Alina Bronsky: Le dernier amour de Baba Dounia


Bronsky

«L

e biologiste m’a expliqué qu’il y avait chez nous des araignées qui tissent des toiles particulières, mais aussi des cigales qui émettent des sons différents. J’aurais pu le lui dire aussi, il suffit d’avoir des oreilles pour s’en rendre compte. Le biologiste, en tout cas, n’a pas d’explication. Avec ses appareils, il a enregistré le chant des cigales et les a écoutées, chronomètre et bloc-notes en main. Dans une boîte transparente à trous, il a enfermé plusieurs douzaines de spécimens qu’il voulait montrer à son université. Il a promis de me prévenir s’il trouvait une réponse. Je n’ai plus jamais eu de ses nouvelles. »
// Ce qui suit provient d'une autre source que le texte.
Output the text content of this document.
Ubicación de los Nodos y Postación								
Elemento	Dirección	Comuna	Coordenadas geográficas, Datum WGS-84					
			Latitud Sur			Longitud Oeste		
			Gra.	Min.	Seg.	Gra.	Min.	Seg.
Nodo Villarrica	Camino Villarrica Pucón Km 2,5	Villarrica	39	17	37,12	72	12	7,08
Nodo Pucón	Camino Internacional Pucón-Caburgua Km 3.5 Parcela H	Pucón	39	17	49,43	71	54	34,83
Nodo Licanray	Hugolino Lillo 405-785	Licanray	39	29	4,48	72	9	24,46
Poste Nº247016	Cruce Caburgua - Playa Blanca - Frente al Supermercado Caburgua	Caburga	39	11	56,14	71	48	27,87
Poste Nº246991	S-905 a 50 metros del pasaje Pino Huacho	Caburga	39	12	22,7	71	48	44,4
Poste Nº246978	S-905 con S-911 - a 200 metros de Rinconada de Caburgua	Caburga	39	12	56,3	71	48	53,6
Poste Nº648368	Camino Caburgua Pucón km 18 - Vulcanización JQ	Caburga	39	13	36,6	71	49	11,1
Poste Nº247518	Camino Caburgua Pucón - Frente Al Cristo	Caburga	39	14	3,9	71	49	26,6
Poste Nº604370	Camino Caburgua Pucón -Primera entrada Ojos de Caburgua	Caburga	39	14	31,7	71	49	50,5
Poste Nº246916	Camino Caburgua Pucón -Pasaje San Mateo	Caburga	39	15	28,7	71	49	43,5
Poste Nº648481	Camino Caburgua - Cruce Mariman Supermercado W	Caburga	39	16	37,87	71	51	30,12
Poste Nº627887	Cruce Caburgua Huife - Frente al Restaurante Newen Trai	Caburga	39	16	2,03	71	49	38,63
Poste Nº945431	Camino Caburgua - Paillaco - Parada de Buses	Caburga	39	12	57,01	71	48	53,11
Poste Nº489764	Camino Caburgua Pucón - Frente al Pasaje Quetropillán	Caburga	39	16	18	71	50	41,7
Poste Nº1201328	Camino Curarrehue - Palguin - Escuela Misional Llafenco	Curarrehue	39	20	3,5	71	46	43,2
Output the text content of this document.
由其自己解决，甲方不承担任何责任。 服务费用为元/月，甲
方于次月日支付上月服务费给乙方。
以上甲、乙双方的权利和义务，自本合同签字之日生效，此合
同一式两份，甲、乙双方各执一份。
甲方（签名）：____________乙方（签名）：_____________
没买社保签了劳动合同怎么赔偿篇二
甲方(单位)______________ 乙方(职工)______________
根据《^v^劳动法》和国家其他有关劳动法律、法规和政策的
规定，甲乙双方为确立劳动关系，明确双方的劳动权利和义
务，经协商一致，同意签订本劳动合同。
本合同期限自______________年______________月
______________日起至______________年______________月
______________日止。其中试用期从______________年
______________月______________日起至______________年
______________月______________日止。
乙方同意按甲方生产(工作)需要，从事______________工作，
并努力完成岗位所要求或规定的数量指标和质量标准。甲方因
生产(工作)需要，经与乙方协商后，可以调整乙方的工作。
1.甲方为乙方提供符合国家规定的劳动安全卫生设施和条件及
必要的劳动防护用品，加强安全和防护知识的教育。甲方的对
Voilà qui donne le ton de ce roman savoureux et décapant. Après la catastrophe nucléaire de Tchernobyl, Baba Dounia reprend possession de ses terres, en plein cœur du périmètre de sécurité. Elle se moque bien des conseils sanitaires du gouvernement et des inquiétudes de sa fille : elle ne voit pas pourquoi elle devrait vivre ailleurs. Ils sont tout un petit peuple à se côtoyer dans ce village reclus et désaffecté : une voisine hypocondriaque, un moribond fantasque, un centenaire rêvant d’amour… Ils passent leurs journées en compagnie des poules, des chats, des fantômes de leur passé. Et quand Baba Dounia, une mystérieuse lettre cachée contre son cœur, est arrachée à sa maison, c’est tout un village qui se mobilise pour faire revenir celle qui leur tient lieu de repère.

Alina Bronsky, avec un humour à toute épreuve, nous emmène dans un univers kafkaïen où s’entremêlent débrouille élémentaire et sagesse immémoriale. Une lecture corrosive et solaire comme le cœur de sa vieille héroïne.

Caroline Valentiny
Écrivaine - Alumni

Alina Bronsky, Le dernier amour de Baba Dounia, Traduit de l’allemand par Isabelle Liber, Actes Sud,  2019, 151 p.